Unter Arteriitis temporalis, auch Horton-Syndrom genannt, versteht man die entzündliche Erkrankung der Arteria temporalis.

Diese etwa 2 mm dicke Arterie verläuft oberflächlich unter der Haut im Schläfenbereich und ist auch beim Gesunden manchmal als geschlängelte Ader sichtbar. Für die Durchblutungssituation im Kopfbereich ist die kleine Arterie normalerweise ohne Bedeutung.

Die Ursache der Erkrankung ist wie bei allen entzündlichen Arterienerkrankung unklar (Vaskulitis). Krankheitserreger wie Bakterien oder Viren sind nicht beteiligt.

Die Arteriitis temporalis äußert sich durch Kopfschmerz und erhöhte Entzündungswerte im Blut (BSG, CRP). Die entzündete Arterie ist oft druckschmerzhaft und verdickt an der Schläfe tastbar.

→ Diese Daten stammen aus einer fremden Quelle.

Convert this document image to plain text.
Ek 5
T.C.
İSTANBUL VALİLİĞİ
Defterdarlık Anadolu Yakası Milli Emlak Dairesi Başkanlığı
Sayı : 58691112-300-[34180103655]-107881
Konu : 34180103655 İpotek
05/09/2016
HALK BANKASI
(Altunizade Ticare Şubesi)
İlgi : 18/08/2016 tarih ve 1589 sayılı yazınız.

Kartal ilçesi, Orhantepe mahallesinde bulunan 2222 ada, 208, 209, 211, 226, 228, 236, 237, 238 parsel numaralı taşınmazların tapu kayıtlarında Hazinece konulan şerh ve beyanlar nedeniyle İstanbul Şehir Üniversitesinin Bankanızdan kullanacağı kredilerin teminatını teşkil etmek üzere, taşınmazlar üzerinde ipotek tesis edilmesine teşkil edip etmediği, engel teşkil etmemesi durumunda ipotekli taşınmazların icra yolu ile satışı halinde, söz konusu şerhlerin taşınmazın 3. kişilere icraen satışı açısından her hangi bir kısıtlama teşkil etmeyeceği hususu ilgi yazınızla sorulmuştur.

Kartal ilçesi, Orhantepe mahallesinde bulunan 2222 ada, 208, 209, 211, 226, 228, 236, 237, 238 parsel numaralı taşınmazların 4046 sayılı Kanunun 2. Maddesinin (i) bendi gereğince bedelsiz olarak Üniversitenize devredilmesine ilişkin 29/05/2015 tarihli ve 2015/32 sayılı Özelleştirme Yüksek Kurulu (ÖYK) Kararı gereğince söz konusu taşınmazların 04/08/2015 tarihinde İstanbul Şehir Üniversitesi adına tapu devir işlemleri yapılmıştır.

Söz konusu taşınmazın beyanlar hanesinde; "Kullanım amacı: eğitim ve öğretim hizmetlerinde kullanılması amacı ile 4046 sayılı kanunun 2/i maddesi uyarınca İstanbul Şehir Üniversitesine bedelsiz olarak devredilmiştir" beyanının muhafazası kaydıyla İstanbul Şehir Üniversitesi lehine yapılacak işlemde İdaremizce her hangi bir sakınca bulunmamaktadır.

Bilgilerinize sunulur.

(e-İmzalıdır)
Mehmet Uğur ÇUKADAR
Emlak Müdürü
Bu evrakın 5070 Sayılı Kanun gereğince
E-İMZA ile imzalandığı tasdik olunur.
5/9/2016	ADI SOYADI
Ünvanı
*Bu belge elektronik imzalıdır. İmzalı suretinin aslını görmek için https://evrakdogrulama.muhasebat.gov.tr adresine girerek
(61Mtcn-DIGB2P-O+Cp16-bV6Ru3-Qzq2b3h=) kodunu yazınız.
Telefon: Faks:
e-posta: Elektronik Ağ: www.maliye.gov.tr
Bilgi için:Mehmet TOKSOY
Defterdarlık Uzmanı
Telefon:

Die Arterienentzündung kann auf den Sehnerven übergreifen, was zur dauerhaften Erblindung eines Auges führen kann. Wenn die Arteriitis temporalis beidseits auftritt, können beide Augen erblinden. Um diese schwerwiegende Komplikation zu verhindern, muss sofort mit einer antientzündlichen Behandlung (Kortison) begonnen werden.

Nach Möglichkeit sollte vor Beginn der Kortisonbehandlung ein Teil der entzündeten Arterie operativ entfent werden, um die Diagnose durch feingewebliche Untersuchung (Histologie) bestätigen zu können. Die Probeentnahme (Temporalis-Biopsie) ist eine kleine ambulante Operation mit örtlicher Betäubung.